What Is a Put Option Selling Stock

Post on: 19 Май, 2015 No Comment

What Is a Put Option Selling Stock

Hedge funds use put options to make money in a down market.

Definition: A put option gives you the right to sell your stock at an agreed-upon price at any time up to an agreed-upon date. This is like insurance that, no matter what happens, you won’t lose any more than the sell price. It limits your losses on that stock.

In return for this insurance, you pay a small fee to the person who is willing to buy your stock. The fee is to cover his risk. After all, he realizes you could ask him to buy it on any day during the agreed-upon time period. He also realizes there’s the possibility the stock could be worth far, far less on that day. However, he thinks its worth it because he believes the stock price will probably go up. Like a regular insurance company, he’d rather have the certain payment you will give him in return for the slight chance that he’ll actually have to buy the stock.

Why It’s Called an Option

When you buy a put option, it gives you the right to sell your stock at an agreed-upon price. In other words, you have purchased the option to sell it. It’s called a put because you bought the right to put the stock down.

However, you can only sell it at the agreed-upon price. This is known as the strike price because you will presumably strike when the stock price falls to that value or lower. And, you can only sell it up to a certain agreed-upon date. That’s known as the expiration date because that’s when your option expires.

So, if you decide to sell your stock at the agreed-upon price (strike price) on or before the agreed-upon date (expiration date) you are exercising your put option. Unless you’re in Europe. In that case, you can only exercise your put option exactly on the expiration date.

Commodities Put Options

Put options can be used with commodities as well as stocks. Commodities are tangible things like gold. oil and agricultural products including wheat, corn and pork bellies. Unlike stocks, commodities aren’t bought and sold outright. No one really purchases and takes ownership of a pork belly. Instead, commodities are bought as futures contracts. These contracts are very risky because they can expose you to unlimited losses. Why? Unlike stocks, you can’t buy just one ounce of gold. A single gold contract is worth 100 ounces of gold. If gold loses $1 an ounce the day after you bought your contract, you’ve just lost $100. Since the contract is in the future, you could lose hundreds or thousands of dollars by the time the contract comes due.

Put options are used in commodities trading because they are a lower risk way to get involved in these highly risky commodities futures contracts. In commodities, a put option gives you the option to sell a futures contract on the underlying commodity. When you buy a put option, your risk is limited to the price you pay for the put option (premium) plus any commissions and fees. Even with the reduced risk, most traders don’t actually exercise the put option. Instead, they close it before it expires. They just use it for insurance to protect their losses.
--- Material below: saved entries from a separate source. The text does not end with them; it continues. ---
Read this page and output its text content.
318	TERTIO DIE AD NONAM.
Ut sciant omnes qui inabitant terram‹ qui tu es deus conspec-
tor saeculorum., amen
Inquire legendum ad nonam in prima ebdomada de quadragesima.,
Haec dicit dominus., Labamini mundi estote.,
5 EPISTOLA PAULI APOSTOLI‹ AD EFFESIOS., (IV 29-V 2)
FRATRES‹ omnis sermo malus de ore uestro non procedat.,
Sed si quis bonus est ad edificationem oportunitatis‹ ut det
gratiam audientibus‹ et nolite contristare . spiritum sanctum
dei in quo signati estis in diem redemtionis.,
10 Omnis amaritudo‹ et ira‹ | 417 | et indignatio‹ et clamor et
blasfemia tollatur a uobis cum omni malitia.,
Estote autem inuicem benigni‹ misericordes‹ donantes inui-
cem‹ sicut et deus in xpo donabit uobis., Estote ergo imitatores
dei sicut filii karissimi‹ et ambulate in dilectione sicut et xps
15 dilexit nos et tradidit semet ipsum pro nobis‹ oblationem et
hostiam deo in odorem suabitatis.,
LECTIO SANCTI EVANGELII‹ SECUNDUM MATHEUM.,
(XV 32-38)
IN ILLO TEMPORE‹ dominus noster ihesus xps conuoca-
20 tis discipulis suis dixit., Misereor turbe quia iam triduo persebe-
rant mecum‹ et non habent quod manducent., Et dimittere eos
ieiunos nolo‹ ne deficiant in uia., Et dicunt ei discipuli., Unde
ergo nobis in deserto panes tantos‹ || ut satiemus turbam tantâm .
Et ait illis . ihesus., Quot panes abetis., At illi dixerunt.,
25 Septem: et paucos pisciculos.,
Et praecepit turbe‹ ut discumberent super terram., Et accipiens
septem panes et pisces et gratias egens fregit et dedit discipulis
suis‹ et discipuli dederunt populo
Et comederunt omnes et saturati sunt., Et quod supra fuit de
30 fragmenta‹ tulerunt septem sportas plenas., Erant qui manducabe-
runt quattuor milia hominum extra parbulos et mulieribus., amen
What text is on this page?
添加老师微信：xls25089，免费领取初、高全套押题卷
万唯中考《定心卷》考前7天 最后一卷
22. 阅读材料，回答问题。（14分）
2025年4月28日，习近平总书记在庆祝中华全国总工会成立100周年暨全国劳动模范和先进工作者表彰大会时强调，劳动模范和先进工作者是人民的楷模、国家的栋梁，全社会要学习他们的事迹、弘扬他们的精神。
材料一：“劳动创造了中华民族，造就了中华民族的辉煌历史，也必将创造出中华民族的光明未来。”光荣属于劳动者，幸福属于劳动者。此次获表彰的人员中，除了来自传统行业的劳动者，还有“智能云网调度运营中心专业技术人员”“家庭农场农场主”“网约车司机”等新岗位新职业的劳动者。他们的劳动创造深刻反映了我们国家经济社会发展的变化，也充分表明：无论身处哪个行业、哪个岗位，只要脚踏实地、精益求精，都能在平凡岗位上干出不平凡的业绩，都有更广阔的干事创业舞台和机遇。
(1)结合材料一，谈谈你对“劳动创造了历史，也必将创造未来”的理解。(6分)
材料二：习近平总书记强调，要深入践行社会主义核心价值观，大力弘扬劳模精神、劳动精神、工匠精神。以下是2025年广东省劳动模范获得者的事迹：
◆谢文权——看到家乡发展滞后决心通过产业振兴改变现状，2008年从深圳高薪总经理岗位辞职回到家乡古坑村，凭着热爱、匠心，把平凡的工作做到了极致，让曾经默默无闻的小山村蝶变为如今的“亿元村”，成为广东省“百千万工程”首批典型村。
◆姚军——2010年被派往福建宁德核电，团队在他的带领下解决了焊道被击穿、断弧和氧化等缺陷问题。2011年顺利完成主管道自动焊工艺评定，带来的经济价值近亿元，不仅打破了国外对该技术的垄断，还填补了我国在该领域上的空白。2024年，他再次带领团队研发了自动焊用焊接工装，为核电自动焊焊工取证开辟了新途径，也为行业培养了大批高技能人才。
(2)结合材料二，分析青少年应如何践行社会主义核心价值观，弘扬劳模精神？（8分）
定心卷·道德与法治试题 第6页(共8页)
How Hedge Funds Use Put Options

Hedge funds use put options to make money in a bear market or stock market crash. Hedge fund Jabre Capital Partners SA bought put options on the German stock index fund, the FTSE 25 because they thought that German stocks would decline thanks to the Greece debt crisis in 2011. Corriente Advisors LLC bought put options against the Chinese yuan. believing the currency’s value would decline. (Source: Bloomberg, Tudor Leads Hedge Funds Using Options to Bet on China Stocks, May 26, 2011)

How an Individual Investor Used Put Options

To make it a little more clear, here’s a real life example from About.com Guide to Beginning Investing, Joshua Kennon. (He clearly warns, Do not try this at home.) He wanted to buy stock in Tiffany & Co because he’d done the research and the company is solid and very profitable. He got his chance when the stock market took a nose-dive in during the 2008 financial crisis. Tiffany stock prices fell from $57 to $29 a share.

Rather than buy, say, $30,000 for 1,000 shares of Tiffany’s, he sold put options. Panicked Tiffany stockholders agreed to pay him around $5 a share for the option of selling Tiffany stock to him for $20 a share. He received $5,000 from the stockholders, and set it aside. He also set aside $15,000 in case the options were exercised. In total, he now had $20,000 earning interest so he could buy the 1,000 shares of Tiffany’s. Worst case, he bought 1,000 share of a stock he wanted anyway, at a very good price. If the stock market improved, he still got to keep the $5,000. To read the entire story, see Getting Paid to Invest in Stocks by Trading Sell to Open Put Options.

Also Known As: Put

Examples: Hedge funds use put options to sell stock they think will decline in value.